Strings have been pulled from above.”
“Is that the only reason?” She pushed for the something he wasn’t telling her.
“You think there should be another?”
Another non-answer for an answer. She didn’t push this time. She’d find out somehow. She’d use the answer to get to Lucas, and then she’d take care of him herself.
He must have seen something of what she planned on her face because his voice turned soft and persuasive. “C’mon, Lena. Don’t pull away now. Let us help you.”
“I don’t want anyone’s help. I never have. I don’t need you.” She glanced around the tiny safe house and grimaced. “Okay, so I need you to help me get out of the city.”
He grinned knowingly.
She pushed on. “But afterward, all I want is an opportunity to be in a room with the people responsible for my parents. I can finish this. And then I’m disappearing again.”
“Okay,” Reyes conceded. “You can. But you’re one person. Why not use what we have to offer? Education. Training. Resources. We’re Sparks. All of us. We’re like you, and we can help you. We can give you all of the knowledge you missed while you were hiding. You can be a part of us, an important part of us, long term.”
“Uh-huh. And you’d do all of that out of the goodness of your little Spark hearts?” Her pointed question hung between them.

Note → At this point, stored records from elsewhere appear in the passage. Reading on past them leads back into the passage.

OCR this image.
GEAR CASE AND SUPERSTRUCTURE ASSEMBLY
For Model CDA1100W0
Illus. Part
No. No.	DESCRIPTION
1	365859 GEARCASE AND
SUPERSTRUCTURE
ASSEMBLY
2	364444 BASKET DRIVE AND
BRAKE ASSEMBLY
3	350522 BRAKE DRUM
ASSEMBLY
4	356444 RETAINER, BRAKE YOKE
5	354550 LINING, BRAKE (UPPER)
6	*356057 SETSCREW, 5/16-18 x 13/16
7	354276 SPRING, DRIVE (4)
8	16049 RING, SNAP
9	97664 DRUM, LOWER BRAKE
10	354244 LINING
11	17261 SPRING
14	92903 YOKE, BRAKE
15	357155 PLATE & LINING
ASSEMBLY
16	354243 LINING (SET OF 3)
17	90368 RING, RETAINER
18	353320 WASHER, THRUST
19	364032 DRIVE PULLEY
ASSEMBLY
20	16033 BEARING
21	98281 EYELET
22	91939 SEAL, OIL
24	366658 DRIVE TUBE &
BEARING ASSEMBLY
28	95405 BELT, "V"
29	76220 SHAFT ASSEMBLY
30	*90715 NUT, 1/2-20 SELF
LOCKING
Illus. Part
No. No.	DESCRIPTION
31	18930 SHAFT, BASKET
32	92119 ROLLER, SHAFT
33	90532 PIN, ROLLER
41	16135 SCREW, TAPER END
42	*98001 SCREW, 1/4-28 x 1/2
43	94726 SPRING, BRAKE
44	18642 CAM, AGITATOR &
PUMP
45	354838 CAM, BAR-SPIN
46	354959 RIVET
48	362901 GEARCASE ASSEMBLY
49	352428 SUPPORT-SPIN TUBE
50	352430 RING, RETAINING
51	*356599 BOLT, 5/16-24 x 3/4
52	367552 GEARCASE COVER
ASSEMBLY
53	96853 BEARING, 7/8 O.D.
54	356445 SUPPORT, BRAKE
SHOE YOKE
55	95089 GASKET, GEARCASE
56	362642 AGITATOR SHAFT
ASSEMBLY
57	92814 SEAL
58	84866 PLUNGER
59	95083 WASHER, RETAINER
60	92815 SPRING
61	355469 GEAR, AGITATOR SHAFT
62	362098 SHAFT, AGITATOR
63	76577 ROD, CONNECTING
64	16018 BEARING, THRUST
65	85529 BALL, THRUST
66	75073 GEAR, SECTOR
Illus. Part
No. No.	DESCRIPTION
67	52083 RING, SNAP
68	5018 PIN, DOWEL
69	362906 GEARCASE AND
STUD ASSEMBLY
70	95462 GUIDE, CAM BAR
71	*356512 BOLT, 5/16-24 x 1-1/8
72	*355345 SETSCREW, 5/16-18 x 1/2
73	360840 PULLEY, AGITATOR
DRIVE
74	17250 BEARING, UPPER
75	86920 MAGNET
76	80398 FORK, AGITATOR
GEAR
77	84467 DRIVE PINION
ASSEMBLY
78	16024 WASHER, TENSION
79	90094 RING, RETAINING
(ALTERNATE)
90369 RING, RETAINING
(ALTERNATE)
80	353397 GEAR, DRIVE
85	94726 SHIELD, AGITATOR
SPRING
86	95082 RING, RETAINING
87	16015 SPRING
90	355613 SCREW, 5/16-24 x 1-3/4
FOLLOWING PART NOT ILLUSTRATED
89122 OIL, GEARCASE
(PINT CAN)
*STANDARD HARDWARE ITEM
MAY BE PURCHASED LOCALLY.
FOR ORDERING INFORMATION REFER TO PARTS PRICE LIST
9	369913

He seemed to be enjoying the beat of silence. His lips turned up in a slow, devastating smile. “If you decided to show your appreciation by helping us, we wouldn’t turn you down. You could offer to teach us your wonderful tricks. But we’re not going to force you to do anything you don’t want to.” He shrugged. “Look, I’ll get you out of the city. At that point, you can decide for yourself. I’d like it if you stayed with us.”
“Said the spider to the fly.”
Reyes cocked a brow at her. “Hardly. I’m fairly certain I’m in far more danger the more time I spend with you than the other way around.”

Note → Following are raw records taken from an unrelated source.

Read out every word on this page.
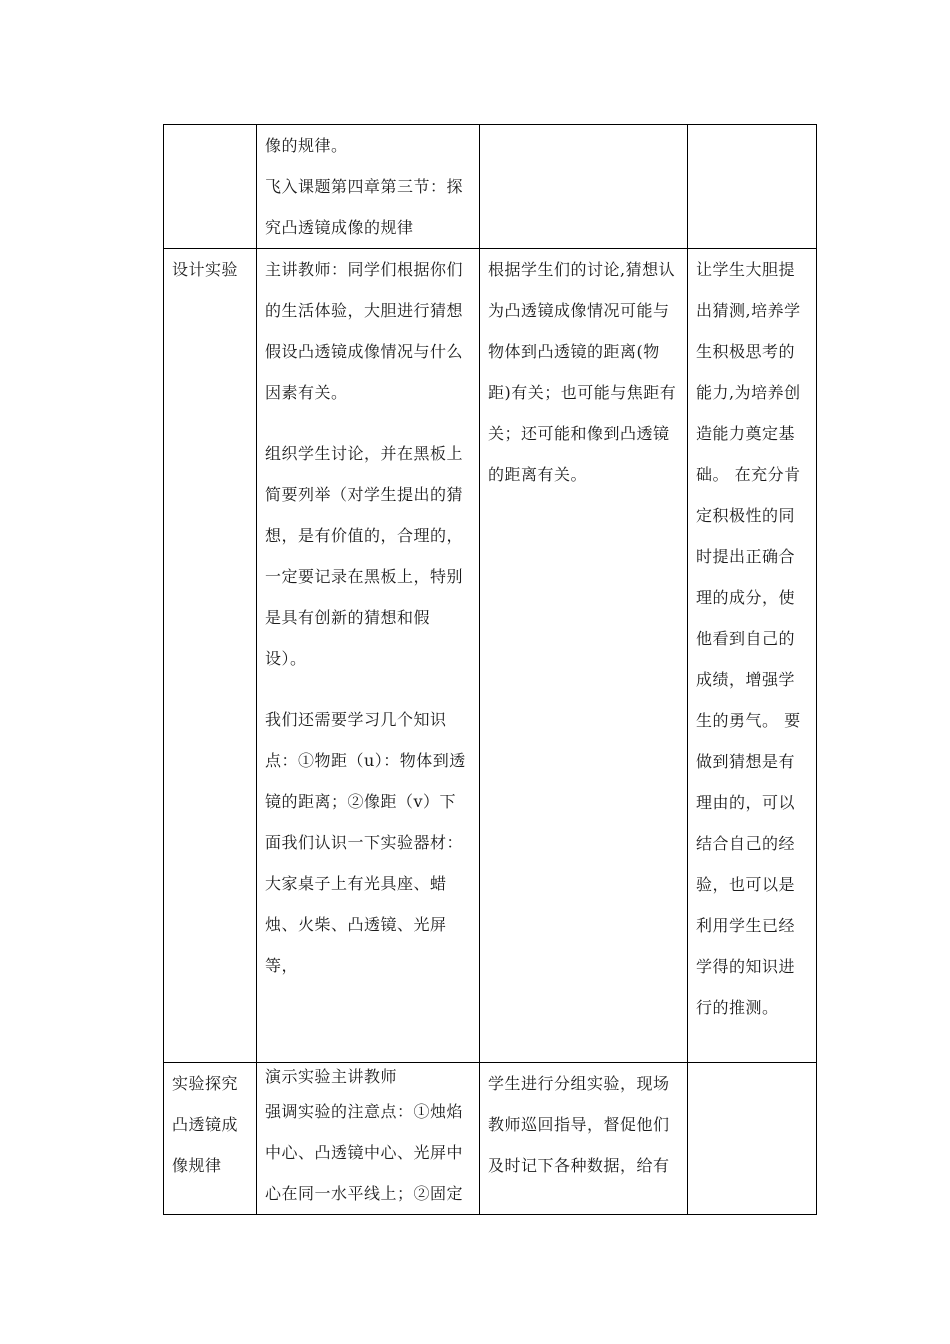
	像的规律。

飞入课题第四章第三节：探究凸透镜成像的规律		

设计实验	主讲教师：同学们根据你们的生活体验，大胆进行猜想假设凸透镜成像情况与什么因素有关。

组织学生讨论，并在黑板上简要列举（对学生提出的猜想，是有价值的，合理的，一定要记录在黑板上，特别是具有创新的猜想和假设）。

我们还需要学习几个知识点：①物距（u）：物体到透镜的距离；②像距（v）下面我们认识一下实验器材：大家桌子上有光具座、蜡烛、火柴、凸透镜、光屏等，	根据学生们的讨论,猜想认为凸透镜成像情况可能与物体到凸透镜的距离(物距)有关；也可能与焦距有关；还可能和像到凸透镜的距离有关。	让学生大胆提出猜测,培养学生积极思考的能力,为培养创造能力奠定基础。 在充分肯定积极性的同时提出正确合理的成分，使他看到自己的成绩，增强学生的勇气。 要做到猜想是有理由的，可以结合自己的经验，也可以是利用学生已经学得的知识进行的推测。
实验探究凸透镜成像规律	演示实验主讲教师

强调实验的注意点：①烛焰中心、凸透镜中心、光屏中心在同一水平线上；②固定	学生进行分组实验，现场教师巡回指导，督促他们及时记下各种数据，给有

Hmmm. Is it wrong to like the sound of that?
She leaned on the stool, stretching her spine and pushing her clasped hands far out in front of her over the table. Her back eased with the stretch. She leaned forward again and sighed. The food was gone.

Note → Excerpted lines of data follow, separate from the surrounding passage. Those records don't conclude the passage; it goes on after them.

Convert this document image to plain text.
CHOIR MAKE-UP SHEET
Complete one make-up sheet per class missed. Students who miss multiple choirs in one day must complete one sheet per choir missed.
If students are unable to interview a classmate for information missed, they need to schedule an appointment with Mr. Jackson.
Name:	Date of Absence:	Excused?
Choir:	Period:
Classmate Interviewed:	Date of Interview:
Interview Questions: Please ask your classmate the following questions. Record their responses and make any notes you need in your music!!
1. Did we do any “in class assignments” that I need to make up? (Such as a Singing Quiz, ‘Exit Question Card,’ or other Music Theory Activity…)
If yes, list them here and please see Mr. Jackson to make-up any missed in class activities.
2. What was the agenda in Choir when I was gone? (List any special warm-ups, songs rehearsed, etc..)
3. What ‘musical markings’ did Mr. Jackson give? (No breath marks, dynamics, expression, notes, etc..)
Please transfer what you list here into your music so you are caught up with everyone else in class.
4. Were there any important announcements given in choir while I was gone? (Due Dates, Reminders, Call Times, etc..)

Reyes gathered up the detritus and swept the crumbs into his hand. He dumped it all into the cloth bag then lifted the bag across his back. “You ready to go?”
Lena blinked. “What…now?”
His eyes crinkled. “Are you waiting for a better time? I wanted to make sure you were fed before we headed out. You’re fed. Are you ready? Do you need anything else? Do you want to use the bucket?”
She glanced at the bucket and then back at him, mouth opening to answer, but he laughed at her. She closed her mouth and shrugged.
Her boots were kicked half under the cot. She sat to pull them out. As she did, she noticed a corner of the book of poetry. It must have slid out of her hand at some point in the sleepless night. She pulled it out and held it up to him. “Is this yours?”
His eyebrows rose, and his face lit in recognition. “Yes! I wondered where I’d left it.” He retrieved it, flipping through the pages in delight. “No idea how it got here.” He sat back on the stool, his head nodding with familiar pleasure as he skimmed one of the early poems while she tugged on her boots. She tried to guess which it was.
“I kind of thought maybe it was left here to entertain anyone who might need the room. It came in handy.”